The campaign had a religious character, being conceived in response to outrages perpetrated against churches and nuns and pitting Christians against Muslims.

==Background==
In 1081, Benavert, the emir of Syracuse, acquired control of the city of Catania, displacing its emir. The city was soon conquered, however, by Jordan, the son of Count Roger I of Sicily. In the summer of 1084, Benavert launched a raid on Calabria. At Nicotera, his soldiers took the inhabitants into slavery; at Reggio, they razed two churches; and at a place called Rocca d'Asino, they raped some nuns and took them into captivity. In response, Roger planned an attack on Syracuse. He was delayed by the death of his brother, Robert Guiscard, in July 1085 and the succession dispute between Robert's sons, Roger Borsa and Bohemond. In October 1085, he ordered the construction of a fleet at Messina.

==Battle==
On 20 May 1086, the Norman fleet set out from Messina. It made three stops en route, during one of which Roger went ashore (Note: Malaterra calls the place Rasesalix, which according to Wolf lay on the coast south of Taormina and north of Syracuse. Paul Brown, on the other hand, identifies the place as Rosolini, some 41 mi southwest Syracuse.) and met with his son, who was commanding the ground forces, composed mostly of cavalry. By 22 May, the fleet had anchored 15 mi north of Syracuse. A group of native Sicilians, fluent in Greek and Arabic and disguised as fishermen or merchants, was sent by boat to under the command of a certain Philip reconnoiter the Syracusan fleet and harbour. It returned on 24 May. Prior to battle, the men took communion. The Normans attack at dawn on 25 May.

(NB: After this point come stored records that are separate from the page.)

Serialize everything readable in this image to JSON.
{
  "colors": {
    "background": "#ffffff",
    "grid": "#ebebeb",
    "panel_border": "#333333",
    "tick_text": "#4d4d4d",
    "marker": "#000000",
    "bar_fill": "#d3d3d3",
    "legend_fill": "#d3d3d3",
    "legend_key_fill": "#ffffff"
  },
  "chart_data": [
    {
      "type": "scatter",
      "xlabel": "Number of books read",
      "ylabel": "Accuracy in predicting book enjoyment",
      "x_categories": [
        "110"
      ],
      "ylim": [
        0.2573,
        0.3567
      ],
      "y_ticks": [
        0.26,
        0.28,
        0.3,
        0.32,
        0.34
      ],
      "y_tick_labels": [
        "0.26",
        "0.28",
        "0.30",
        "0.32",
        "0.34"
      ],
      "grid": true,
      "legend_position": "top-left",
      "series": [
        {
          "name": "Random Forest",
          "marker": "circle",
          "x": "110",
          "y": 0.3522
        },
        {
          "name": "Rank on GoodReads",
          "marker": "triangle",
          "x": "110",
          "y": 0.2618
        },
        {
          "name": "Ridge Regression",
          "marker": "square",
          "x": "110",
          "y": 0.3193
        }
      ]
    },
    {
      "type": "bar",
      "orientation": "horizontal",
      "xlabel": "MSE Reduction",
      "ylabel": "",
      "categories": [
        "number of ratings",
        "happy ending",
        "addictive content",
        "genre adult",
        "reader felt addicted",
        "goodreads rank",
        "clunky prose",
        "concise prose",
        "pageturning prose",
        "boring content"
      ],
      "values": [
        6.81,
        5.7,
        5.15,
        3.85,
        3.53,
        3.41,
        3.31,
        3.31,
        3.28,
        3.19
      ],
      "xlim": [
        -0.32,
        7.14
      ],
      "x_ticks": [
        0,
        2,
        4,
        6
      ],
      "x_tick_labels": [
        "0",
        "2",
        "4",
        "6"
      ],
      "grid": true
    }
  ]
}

According to Malaterra, the Norman crossbows had the advantage at a distance, so the Syracusans decided to close in and attempt to board the Norman ships. Benavert personally led the attack on Roger's flagship. He was wounded by a javelin thrown by a Lombard named Lupino, although later legend transferred the blow to Count Roger. The Normans then successfully boarded his ship. Attempting to jump to another ship, he fell into the sea and was drowned. Those Syracusan ships which had not been captured then retreated to the harbour. Malaterra provides no information about the numbers of ships involved in the battle on either side.

==Siege==
Following his victory at sea, Roger blockaded the city by sea and besieged it by land. Jordan led the land forces. Roger refused to allow his son to launch a direct attack. At this point in his narrative, Malaterra offers rare criticism of his patron, Roger, claiming that "if Jordan had attack the city at this time, it would have been forced to surrender with little effort on his part" before noting that "his father impurdently forbid him from doing this". The land siege probably focussed on Ortygia. Meanwhile, the fleet launched raids on the enemy coast.

During the summer, the Christian prisoners were released, probably in order to reduce the demands on the defenders' food stores, although Malaterra believed it was a gesture meant to assuage the attackers in the hopes they would retreat. In October, Benavert's widow and his son, with some leading citizens, successfully rowed past the blockade. Abandoned by their leaders, the citizens of Syracuse surrendered unconditionally. The siege had lasted a little over four months.